La Compagnie des Alpes va donc s'occuper jusqu'en 2035 de l'exploitation du domaine skiable, de la promotion de la station, de l'installation et de la gestion des grands équipements comme les remontées mécaniques, le système de neige artificielle et de déclenchement des avalanches...

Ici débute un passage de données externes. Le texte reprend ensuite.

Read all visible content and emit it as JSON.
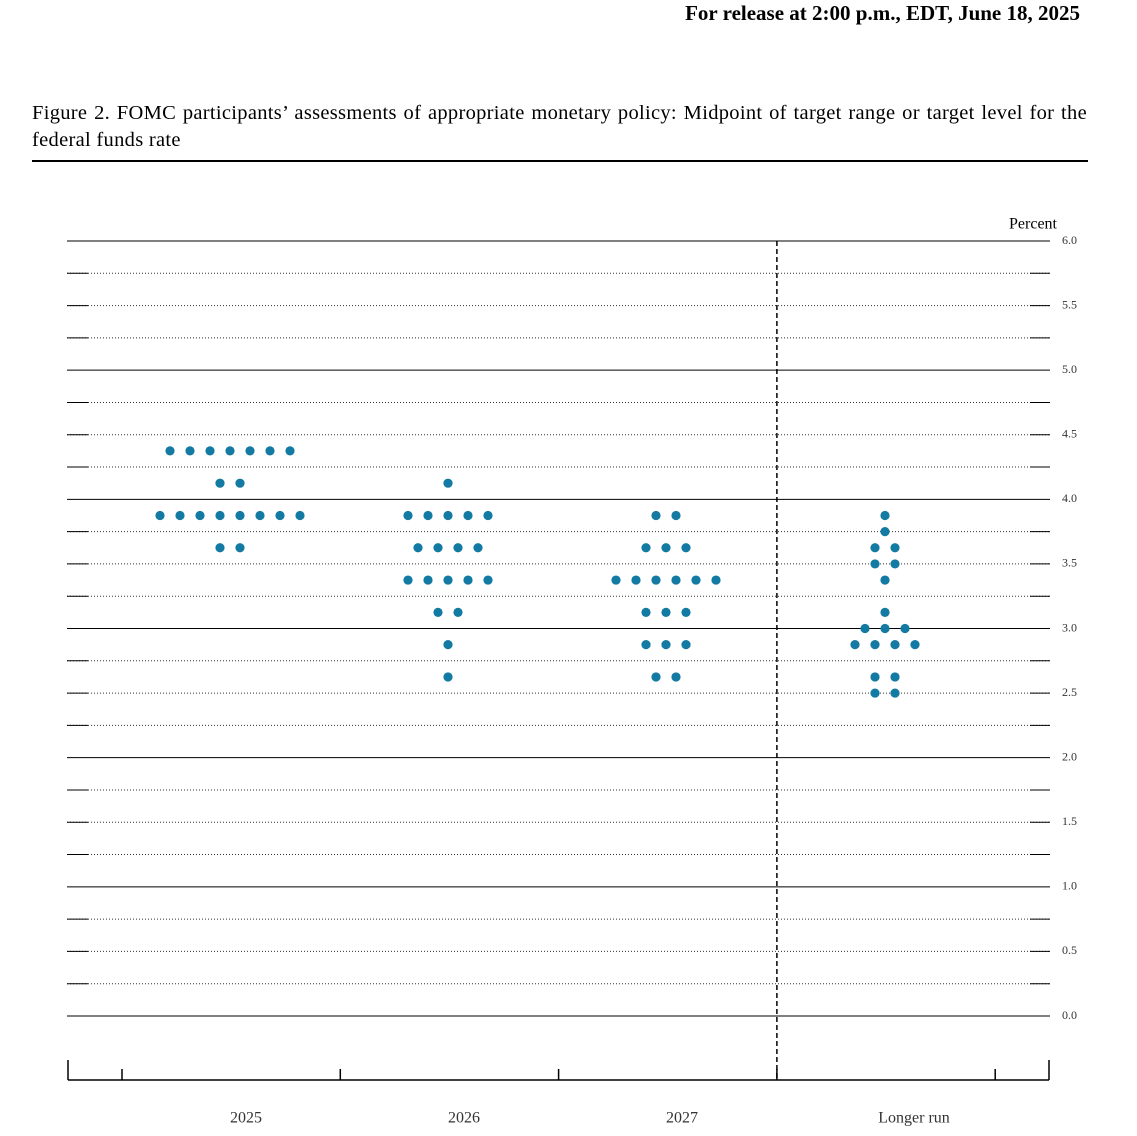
{
  "header": {
    "release": "For release at 2:00 p.m., EDT, June 18, 2025"
  },
  "chart_data": {
    "type": "dot",
    "title": "Figure 2.  FOMC participants’ assessments of appropriate monetary policy:  Midpoint of target range or target level for the federal funds rate",
    "y_label": "Percent",
    "color": "#137aa3",
    "categories": [
      "2025",
      "2026",
      "2027",
      "Longer run"
    ],
    "values": [
      [
        4.375,
        4.375,
        4.375,
        4.375,
        4.375,
        4.375,
        4.375,
        4.125,
        4.125,
        3.875,
        3.875,
        3.875,
        3.875,
        3.875,
        3.875,
        3.875,
        3.875,
        3.625,
        3.625
      ],
      [
        4.125,
        3.875,
        3.875,
        3.875,
        3.875,
        3.875,
        3.625,
        3.625,
        3.625,
        3.625,
        3.375,
        3.375,
        3.375,
        3.375,
        3.375,
        3.125,
        3.125,
        2.875,
        2.625
      ],
      [
        3.875,
        3.875,
        3.625,
        3.625,
        3.625,
        3.375,
        3.375,
        3.375,
        3.375,
        3.375,
        3.375,
        3.125,
        3.125,
        3.125,
        2.875,
        2.875,
        2.875,
        2.625,
        2.625
      ],
      [
        3.875,
        3.75,
        3.625,
        3.625,
        3.5,
        3.5,
        3.375,
        3.125,
        3.0,
        3.0,
        3.0,
        2.875,
        2.875,
        2.875,
        2.875,
        2.625,
        2.625,
        2.5,
        2.5
      ]
    ],
    "ylim": [
      0,
      6
    ],
    "yticks": [
      {
        "value": 0,
        "label": "0.0"
      },
      0.5,
      {
        "value": 1,
        "label": "1.0"
      },
      1.5,
      {
        "value": 2,
        "label": "2.0"
      },
      2.5,
      {
        "value": 3,
        "label": "3.0"
      },
      3.5,
      {
        "value": 4,
        "label": "4.0"
      },
      4.5,
      {
        "value": 5,
        "label": "5.0"
      },
      5.5,
      {
        "value": 6,
        "label": "6.0"
      }
    ],
    "minor_yticks": [
      0.25,
      0.75,
      1.25,
      1.75,
      2.25,
      2.75,
      3.25,
      3.75,
      4.25,
      4.75,
      5.25,
      5.75
    ],
    "separator_before": "Longer run",
    "grid": true
  }
}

Quand la CDA est arrivée en 2010 à Rosa Kuthor "tout restait à faire sur le domaine skiable", explique Jean-Marc Farini, son directeur français, devenu manager général de la station. Son staff a installé 16 remontées, dégagé 77 kilomètres de pistes, mis en place un système de neige de culture. Tout pour faire de l'enclave une "station de standard européen".

L'idée: exploiter un potentiel que Jean-Marc Farini qualifie d'"important". 110.000 visiteurs ont déjà été comptabilisés rien qu'à l'été 2013, alors qu'il n'était pas possible de skier. Un début plus qu'encourageant.

La Compagnie vise en particulier la nouvelle classe moyenne russe, et celle des anciens blocs de l'URSS. De jeunes actifs, des familles. Un "segment relativement démocratique, puisqu'il a les moyens de pratiquer des sports d'hiver", précise Jean-Marc Farini. "En tout cas, insiste le manager général la station, ce n'est pas, comme on peut le lire parfois, le Courchevel du Caucase".